Opioid medications such as codeine and oxycodone often are prescribed after surgery to relieve post-operative pain. The availability of such drugs is also well known to be a major factor in increasing rates of addiction and addiction-related overdose deaths. A new study suggests that giving opioid prescriptions after simple operations may create some of those problems.
The study, published Monday in the Archives of Internal Medicine, looked at 391,139 people age 66 or older who had a short-stay surgery for something minor like cataracts, laparoscopic gallbladder removal, prostate tissue removal or varicose vein stripping. Among this group, about 7% were prescribed an opioid within seven days of the surgery and 7.7% were prescribed opioids one year after the surgery. Ten percent of that group of patients were considered long-term opioid users.

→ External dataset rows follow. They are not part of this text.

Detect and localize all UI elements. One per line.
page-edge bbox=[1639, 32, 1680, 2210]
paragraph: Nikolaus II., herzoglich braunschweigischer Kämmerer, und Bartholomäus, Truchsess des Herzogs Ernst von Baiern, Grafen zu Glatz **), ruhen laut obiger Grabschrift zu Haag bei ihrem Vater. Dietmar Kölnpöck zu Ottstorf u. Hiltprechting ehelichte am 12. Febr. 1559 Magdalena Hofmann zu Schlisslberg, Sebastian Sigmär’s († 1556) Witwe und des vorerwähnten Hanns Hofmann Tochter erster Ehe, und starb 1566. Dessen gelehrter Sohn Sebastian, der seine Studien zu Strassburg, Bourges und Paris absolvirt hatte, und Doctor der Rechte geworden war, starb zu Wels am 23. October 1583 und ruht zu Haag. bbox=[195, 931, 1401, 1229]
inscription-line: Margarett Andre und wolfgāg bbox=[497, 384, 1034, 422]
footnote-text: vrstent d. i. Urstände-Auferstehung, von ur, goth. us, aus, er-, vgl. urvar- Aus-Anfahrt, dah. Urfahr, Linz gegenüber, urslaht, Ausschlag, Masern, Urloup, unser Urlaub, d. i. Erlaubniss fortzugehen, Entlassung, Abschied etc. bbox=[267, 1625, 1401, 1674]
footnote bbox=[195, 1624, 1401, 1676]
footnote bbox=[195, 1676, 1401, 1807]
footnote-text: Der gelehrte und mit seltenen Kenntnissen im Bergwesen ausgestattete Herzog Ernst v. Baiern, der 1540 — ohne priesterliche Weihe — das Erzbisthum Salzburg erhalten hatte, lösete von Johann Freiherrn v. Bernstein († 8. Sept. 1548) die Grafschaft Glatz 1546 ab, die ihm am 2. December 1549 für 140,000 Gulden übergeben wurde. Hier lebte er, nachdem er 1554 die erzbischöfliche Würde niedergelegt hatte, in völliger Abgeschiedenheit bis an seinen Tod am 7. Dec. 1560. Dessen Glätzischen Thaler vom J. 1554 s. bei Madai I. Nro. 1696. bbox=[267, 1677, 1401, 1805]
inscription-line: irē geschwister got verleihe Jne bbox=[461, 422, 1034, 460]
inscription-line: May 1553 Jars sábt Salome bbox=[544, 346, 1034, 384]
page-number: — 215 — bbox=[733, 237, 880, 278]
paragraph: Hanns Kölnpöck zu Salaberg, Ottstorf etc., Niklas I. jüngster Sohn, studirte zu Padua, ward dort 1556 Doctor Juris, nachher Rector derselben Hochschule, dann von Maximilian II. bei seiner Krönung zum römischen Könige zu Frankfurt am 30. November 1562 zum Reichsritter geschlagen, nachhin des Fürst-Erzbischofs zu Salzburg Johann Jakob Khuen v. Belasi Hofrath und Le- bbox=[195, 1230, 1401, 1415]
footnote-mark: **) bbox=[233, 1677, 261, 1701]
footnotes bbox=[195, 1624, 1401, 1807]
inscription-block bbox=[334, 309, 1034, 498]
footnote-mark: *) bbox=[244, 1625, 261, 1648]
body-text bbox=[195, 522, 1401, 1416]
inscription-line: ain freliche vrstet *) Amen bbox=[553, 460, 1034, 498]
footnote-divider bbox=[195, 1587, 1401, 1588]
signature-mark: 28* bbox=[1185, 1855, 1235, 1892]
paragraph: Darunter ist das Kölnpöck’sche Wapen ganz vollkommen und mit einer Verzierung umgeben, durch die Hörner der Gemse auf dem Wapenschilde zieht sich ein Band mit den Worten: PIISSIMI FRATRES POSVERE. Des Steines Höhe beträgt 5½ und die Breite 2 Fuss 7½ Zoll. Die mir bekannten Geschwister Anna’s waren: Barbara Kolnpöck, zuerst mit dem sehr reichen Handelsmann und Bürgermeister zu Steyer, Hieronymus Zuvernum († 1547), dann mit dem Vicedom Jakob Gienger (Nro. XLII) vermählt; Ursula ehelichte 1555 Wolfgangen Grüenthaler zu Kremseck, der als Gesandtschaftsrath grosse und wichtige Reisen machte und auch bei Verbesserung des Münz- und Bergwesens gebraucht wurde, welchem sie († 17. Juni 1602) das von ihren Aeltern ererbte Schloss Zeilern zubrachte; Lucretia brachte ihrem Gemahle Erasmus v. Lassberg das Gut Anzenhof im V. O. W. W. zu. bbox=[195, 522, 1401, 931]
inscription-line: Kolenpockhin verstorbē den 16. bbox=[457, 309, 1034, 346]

Some individuals in the study probably had developed pain conditions legitimately requiring use of opioid medications. But it’s also possible that use of the medications created dependence in other patients, the authors noted. Compared to people who did not get an opioid prescription after surgery, those who received a prescription were 44 times more likely to be classified later as long-term opioid users.
After minor surgery, patients are often given a prescription for codeine or oxycodone “on the expectation of postoperative pain,” the authors wrote. But the medications may be misused. Moreover, keeping the unused bottle of pills in the medicine cabinet “presents a readily available source of opioid diversion among certain surgical patients.”
Doctors may want patients to try non-opioid pain relievers first after minor surgery, said the author of a commentary accompanying the study. When it comes to opioid use for minor surgery, the editorial noted, “less is more.”